A Manufacturer has a Continuing Duty To Warn Customers:

            The next time you throw out the product registration card for your snow thrower, table saw or child’s car seat – ask yourself this question: How will the manufacturer let me know if they discover a problem with this product?   The responsibility to warn the consumer does not end when a defectively design product leaves a manufacturer.  They are required to stay abreast of product design changes and let product users know if they learn of a danger – even after the sale.

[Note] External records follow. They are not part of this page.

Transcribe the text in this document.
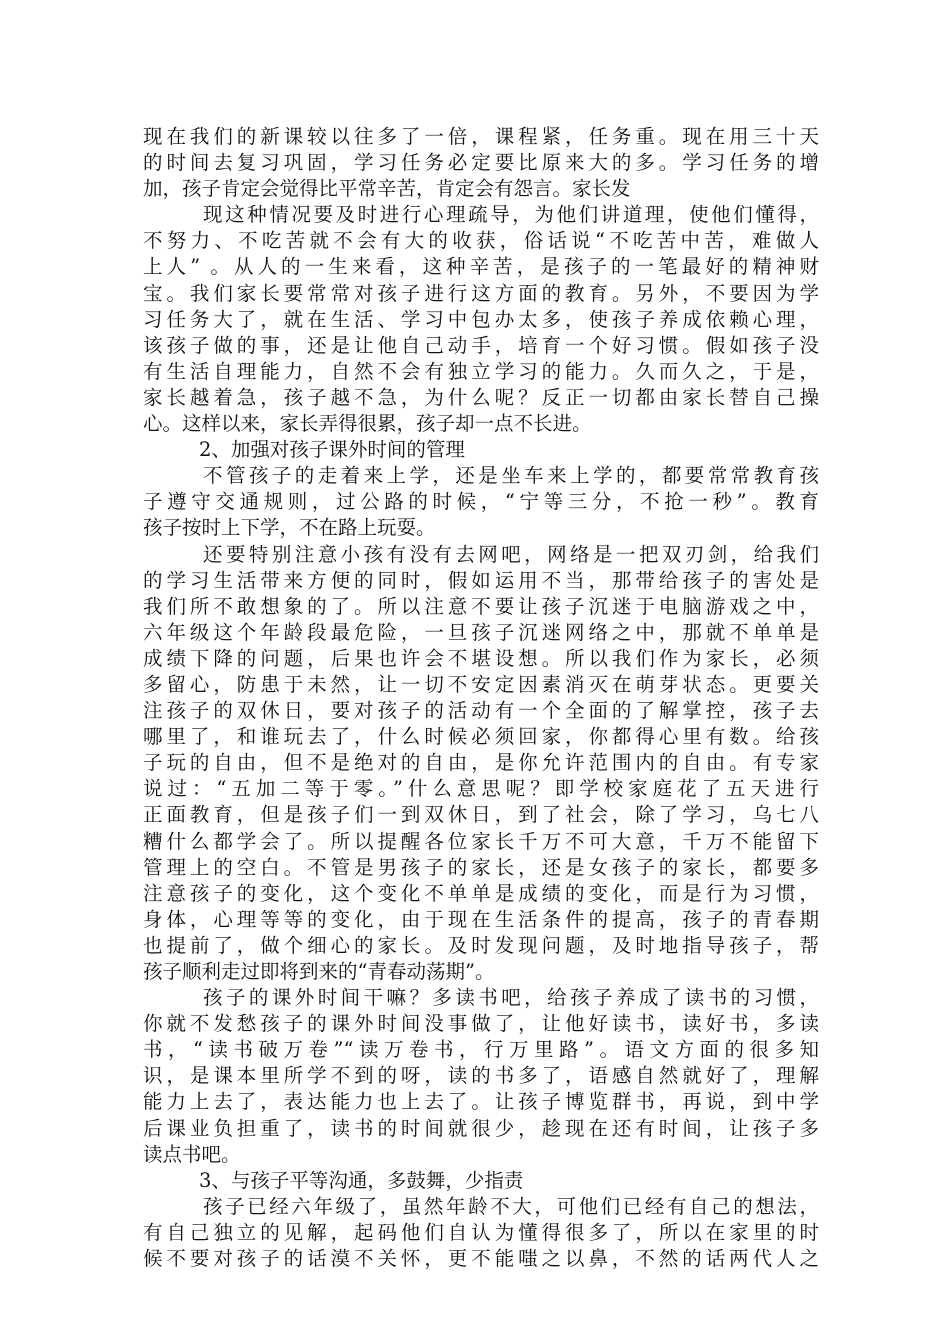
现在我们的新课较以往多了一倍，课程紧，任务重。现在用三十天
的时间去复习巩固，学习任务必定要比原来大的多。学习任务的增
加，孩子肯定会觉得比平常辛苦，肯定会有怨言。家长发
现这种情况要及时进行心理疏导，为他们讲道理，使他们懂得，
不努力、不吃苦就不会有大的收获，俗话说“不吃苦中苦，难做人
上人” 。从人的一生来看，这种辛苦，是孩子的一笔最好的精神财
宝。我们家长要常常对孩子进行这方面的教育。另外，不要因为学
习任务大了，就在生活、学习中包办太多，使孩子养成依赖心理，
该孩子做的事，还是让他自己动手，培育一个好习惯。假如孩子没
有生活自理能力，自然不会有独立学习的能力。久而久之，于是，
家长越着急，孩子越不急，为什么呢？反正一切都由家长替自己操
心。这样以来，家长弄得很累，孩子却一点不长进。
2、加强对孩子课外时间的管理
不管孩子的走着来上学，还是坐车来上学的，都要常常教育孩
子遵守交通规则，过公路的时候，“宁等三分，不抢一秒”。教育
孩子按时上下学，不在路上玩耍。
还要特别注意小孩有没有去网吧，网络是一把双刃剑，给我们
的学习生活带来方便的同时，假如运用不当，那带给孩子的害处是
我们所不敢想象的了。所以注意不要让孩子沉迷于电脑游戏之中，
六年级这个年龄段最危险，一旦孩子沉迷网络之中，那就不单单是
成绩下降的问题，后果也许会不堪设想。所以我们作为家长，必须
多留心，防患于未然，让一切不安定因素消灭在萌芽状态。更要关
注孩子的双休日，要对孩子的活动有一个全面的了解掌控，孩子去
哪里了，和谁玩去了，什么时候必须回家，你都得心里有数。给孩
子玩的自由，但不是绝对的自由，是你允许范围内的自由。有专家
说过：“五加二等于零。”什么意思呢？即学校家庭花了五天进行
正面教育，但是孩子们一到双休日，到了社会，除了学习，乌七八
糟什么都学会了。所以提醒各位家长千万不可大意，千万不能留下
管理上的空白。不管是男孩子的家长，还是女孩子的家长，都要多
注意孩子的变化，这个变化不单单是成绩的变化，而是行为习惯，
身体，心理等等的变化，由于现在生活条件的提高，孩子的青春期
也提前了，做个细心的家长。及时发现问题，及时地指导孩子，帮
孩子顺利走过即将到来的“青春动荡期”。
孩子的课外时间干嘛？多读书吧，给孩子养成了读书的习惯，
你就不发愁孩子的课外时间没事做了，让他好读书，读好书，多读
书，“读书破万卷”“读万卷书，行万里路”。语文方面的很多知
识，是课本里所学不到的呀，读的书多了，语感自然就好了，理解
能力上去了，表达能力也上去了。让孩子博览群书，再说，到中学
后课业负担重了，读书的时间就很少，趁现在还有时间，让孩子多
读点书吧。
3、与孩子平等沟通，多鼓舞，少指责
孩子已经六年级了，虽然年龄不大，可他们已经有自己的想法，
有自己独立的见解，起码他们自认为懂得很多了，所以在家里的时
候不要对孩子的话漠不关怀，更不能嗤之以鼻，不然的话两代人之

            In Cover v. Cohen, 61 N.Y.2d 261, 274-275, 473 N.Y.S.2d 378 (1984), the Court of Appeals held that: A manufacturer or retailer may, however, incur liability for failing to warn concerning dangers in the use of a product which come to his attention after manufacture or sale, through advancements in the state of the art, with which he is expected to stay abreast, or through being made aware of later accidents involving dangers in the product of which warnings should be given to users.  See also, Power v. Crown Equipment Corporation, 189 A.D.2d 310, 596 N.Y.S.2d 38, 39-40 (1st Dept. 1993). 
            In Cover v. Cohen, the Court of Appeals reiterated the principal that evidence of post-manufacture design changes is admissible to establish that it was feasible for the defendant to have included the proposed design at the time the machine was originally manufactured and to demonstrate that the defendant failed to satisfy its continuing duty to warn.  61 N.Y.2d at 270, 473 N.Y.S.2d at 868.  In Liquori v. Hollymatic Corp., 230 A.D.2d 893, 894, 643 N.Y.S.2d 886, 887 (2d Dept. 1996), the Court held that evidence of post-manufacture design changes is admissible “.  .  . for the purposes of demonstrating the feasibility of alternative designs as of the time of manufacture, or in order to establish the manufacturer’s failure to satisfy its continuing duty to warn of a known risk.”  In Cramer v. Kuhns, 213 A.D.2d 131, 139, 630 N.Y.S.2d 128, 133 (3d Dept. 1995) the Court held that, “where a plaintiff is able to show that the manufacturer had knowledge of a defect prior to the accident, evidence of subsequent design changes is admissible” with respect to the continuing duty to warn.  See also, Haran v. Union Carbide Corporation, 68 N.Y.2d 710, 506 N.Y.S.2d 311 (1986).  
            As consumers, we can do two important things to help prevent future accidents and hold the manufacturer responsible for past accidents.  Report the specific details of the accident to the manufacturer and the US Consumer Products Safety Commission at www.cpsc.gov.